How Can Stimulant Abuse by College Students Be Deterred?

Michael G. O'Neil, PharmD


February 15, 2013


What measures may reduce the risk for methylphenidate misuse and abuse by college students?

Response from Michael G. O'Neil, PharmD
Professor, Department of Pharmacy Practice; Consultant, Drug Diversion and Substance Abuse, South College School of Pharmacy, Knoxville, Tennessee

When today's teenagers are asking for "Skippy" or "pineapples," they are not necessarily asking for peanut butter or fruit. These are 2 commonly used street names for the central nervous system (CNS) stimulant methylphenidate (Table 1). This is part of a progressive trend in abuse and misuse by adolescents, teenagers, and adults of prescription medications historically used in the treatment of attention-deficit/hyperactivity disorder (ADHD) and narcolepsy.

Table 1. Common Street Slang Terms for Methylphenidate

Vitamin R
Kiddie cocaine


CNS stimulant abuse and misuse may be increasing for a variety of reasons, including increased access to medications of family members diagnosed with ADHD (Table 2). According to Castle and colleagues,[1] 66.3% of children diagnosed with ADHD were taking medication for the disorder.
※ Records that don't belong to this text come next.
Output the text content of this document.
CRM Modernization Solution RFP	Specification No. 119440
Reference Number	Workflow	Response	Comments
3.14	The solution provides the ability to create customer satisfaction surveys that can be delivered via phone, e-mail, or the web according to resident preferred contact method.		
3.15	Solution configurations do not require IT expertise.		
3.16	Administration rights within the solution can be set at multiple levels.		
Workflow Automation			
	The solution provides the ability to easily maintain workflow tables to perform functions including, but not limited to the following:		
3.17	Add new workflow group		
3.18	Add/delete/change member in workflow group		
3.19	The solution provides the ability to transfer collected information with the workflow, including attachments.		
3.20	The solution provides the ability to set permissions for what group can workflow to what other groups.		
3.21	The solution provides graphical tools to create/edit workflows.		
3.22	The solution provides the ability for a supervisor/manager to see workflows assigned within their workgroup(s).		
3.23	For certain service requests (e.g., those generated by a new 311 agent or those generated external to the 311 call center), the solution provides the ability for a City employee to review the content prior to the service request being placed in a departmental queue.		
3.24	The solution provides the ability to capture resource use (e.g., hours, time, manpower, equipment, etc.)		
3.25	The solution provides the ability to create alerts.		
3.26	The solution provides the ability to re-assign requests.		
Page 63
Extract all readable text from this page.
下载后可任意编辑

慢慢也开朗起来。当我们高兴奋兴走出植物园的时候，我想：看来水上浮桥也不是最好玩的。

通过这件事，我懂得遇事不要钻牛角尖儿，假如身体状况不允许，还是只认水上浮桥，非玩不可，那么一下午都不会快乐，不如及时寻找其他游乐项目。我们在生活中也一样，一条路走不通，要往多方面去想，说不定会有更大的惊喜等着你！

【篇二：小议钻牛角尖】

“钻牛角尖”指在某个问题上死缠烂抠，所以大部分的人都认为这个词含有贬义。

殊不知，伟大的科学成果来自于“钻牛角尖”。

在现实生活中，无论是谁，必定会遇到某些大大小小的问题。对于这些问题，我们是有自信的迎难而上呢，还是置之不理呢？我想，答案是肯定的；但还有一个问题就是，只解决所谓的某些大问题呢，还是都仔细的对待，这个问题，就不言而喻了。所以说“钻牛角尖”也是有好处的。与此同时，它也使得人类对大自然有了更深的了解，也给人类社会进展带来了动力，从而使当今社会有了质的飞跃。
In total, 4.8% of all children aged 4-17 years (2.7 million) were taking medications for ADHD.[1]

Table 2. Factors Associated With Increased Use of CNS Stimulants

Academic competition
Increased access in the home
Increased focus in the academic or work environment
Enhanced physical performance in sports
Weight loss
Abuse to achieve euphoria
Unnecessary prescribing for unapproved indications
Poor guideline adherence when diagnosing ADHD and narcolepsy

CNS = central nervous system; ADHD = attention-deficit/hyperactivity disorder

Multiple sources have reported that the primary source of prescription medications used for abuse or misuse is "friends and family."[2] The demand for CNS stimulants has been increasing for a number of reasons, including, but not limited to, the increasing competition in high schools and colleges for school admissions, scholarships, and awards. CNS stimulants increase the ability to focus, stay awake, and study/work longer. All are desirable characteristics in any classroom or work environment. Unfortunately, these medications require continued use for individuals to maintain their higher level of performance.

An even faster-growing group of abusers of these medications is individuals trying to achieve the euphoric or "rush-like" effects of these medications that are reportedly similar to cocaine or methamphetamine. When CNS stimulants are taken in higher doses than prescribed, crushed and snorted, or administered intravenously, a rapid onset of euphoria may be achieved. When abusers come down from their euphoric states, they commonly experience exaggerated feelings of depression, which promotes further abuse of these medications. This type of abuse may rapidly lead to the disease of addiction. Alternatively, there are few, if any, clinical data that support the conclusion that addiction occurs in patients who take their medications exactly as prescribed. CNS stimulant abuse may also be accompanied by dangerous physiologic consequences like tachycardia, high blood pressure, seizures, and psychosis during the euphoric episodes.

Factors complicating the prevention of CNS stimulant abuse and misuse include the perceptions by the general public as well as prescribers that these medications are generally "safe" as long as they are prescribed by a healthcare practitioner. Overprescribing of these agents for unapproved uses at an individual's request for purposes such as studying for exams or driving on long trips should be discouraged. In addition, safe prescription storage in the home is commonly lacking.

Factors that may help minimize abuse and misuse of CNS stimulants include education in the classroom at all levels, education of prescribers about guidelines, and monitoring patients' uses of these medications. Recognizing that most CNS stimulants have the potential to be abused is important (Table 3).

Table 3. Common Prescription CNS Stimulants That May be Abused*

Methylphenidate (eg, Ritalin®, Concerta®, Methylin®, Metadate®)
Dextroamphetamine/amphetamine (Adderall®)
Dexmethylphenidate (Focalin®)
Armodafinil (Nuvigil®)
Modafinil (Provigil®)
Lisdexamfetamine (Vyvanse®)

*List not inclusive for all trade products and dosage forms available

Once these medications are prescribed, parents have an obligation to minimize the risks for abuse and misuse in their homes. Safe storage and monitoring of prescription medications in the home are necessary as first-line steps in preventing unauthorized access to these medications.